Turmstube des Schloss Rosenberg Zell am See

Die Turmstube von Schloss Rosenberg, dem Zeller Rathaus, bot ein uriges Ambiente für den Gruselabend, den ich wieder gemeinsam mit meinen Freunden B. Fink und Christoph Pichler gestalten durfte.
Anfangs schien es, als wäre die Bründleröffnung doch eine zu große Konkurrenz, denn um 19.25 Uhr hatte noch kein einziger Zuhörer zu uns gefunden. Doch Schlag halb Acht trafen die ersten ein und der Raum füllte sich zusehends. Schließlich lauschten beinahe vierzig Menschen unseren gruseligen Geschichten über Vampire, Tod und Teufel.

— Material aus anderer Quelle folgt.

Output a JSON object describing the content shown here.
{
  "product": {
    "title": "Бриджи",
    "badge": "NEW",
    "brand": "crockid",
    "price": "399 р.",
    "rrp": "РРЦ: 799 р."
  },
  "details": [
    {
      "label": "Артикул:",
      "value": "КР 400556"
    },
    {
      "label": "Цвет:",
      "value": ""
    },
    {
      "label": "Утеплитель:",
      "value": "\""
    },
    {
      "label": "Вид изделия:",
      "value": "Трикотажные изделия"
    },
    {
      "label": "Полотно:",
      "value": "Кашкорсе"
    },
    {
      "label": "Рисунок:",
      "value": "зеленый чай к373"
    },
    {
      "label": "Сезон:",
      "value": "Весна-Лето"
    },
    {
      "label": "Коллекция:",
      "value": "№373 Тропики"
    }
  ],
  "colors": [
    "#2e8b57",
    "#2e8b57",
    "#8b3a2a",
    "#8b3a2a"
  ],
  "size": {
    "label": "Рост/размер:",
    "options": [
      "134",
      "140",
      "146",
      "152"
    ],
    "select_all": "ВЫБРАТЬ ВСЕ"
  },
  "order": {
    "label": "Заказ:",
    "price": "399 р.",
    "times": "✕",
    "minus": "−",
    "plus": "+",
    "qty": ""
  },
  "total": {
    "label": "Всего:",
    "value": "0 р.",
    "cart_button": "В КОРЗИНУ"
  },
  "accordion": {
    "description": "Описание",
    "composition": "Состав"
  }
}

Dass wir bei weitem harmloser sind als unsere Geschichten, bewies jedoch schon der unter tatkräftiger Mithilfe meiner Mutter gebackene Blutkuchen, der nicht blutrot sondern schweinchenrosa wurde. Geschmeckt hat er aber unseren Gästen trotzdem (oder deshalb). Auch die Schokoaugen kamen recht gut an, ebenso wie die Draculagebisse aus Marshmallowteig.
Die gleichzeitig stattfindende Ausstellung der Künstlerin Monika Andrea Peitler bot einen ausgesprochen passenden Hintergrund, wie einige Tatortfotos beweisen.
Diejenigen die eine der zeitgleich stattfindenden Veranstaltungen besucht haben, kann ich als Trost versichern, dass wir ganz sicherlich irgendwann wieder einmal ein Projekt in dieser Zusammensetzung auf die Beine stellen werden. Vielleicht sogar schon im nächsten Jahr.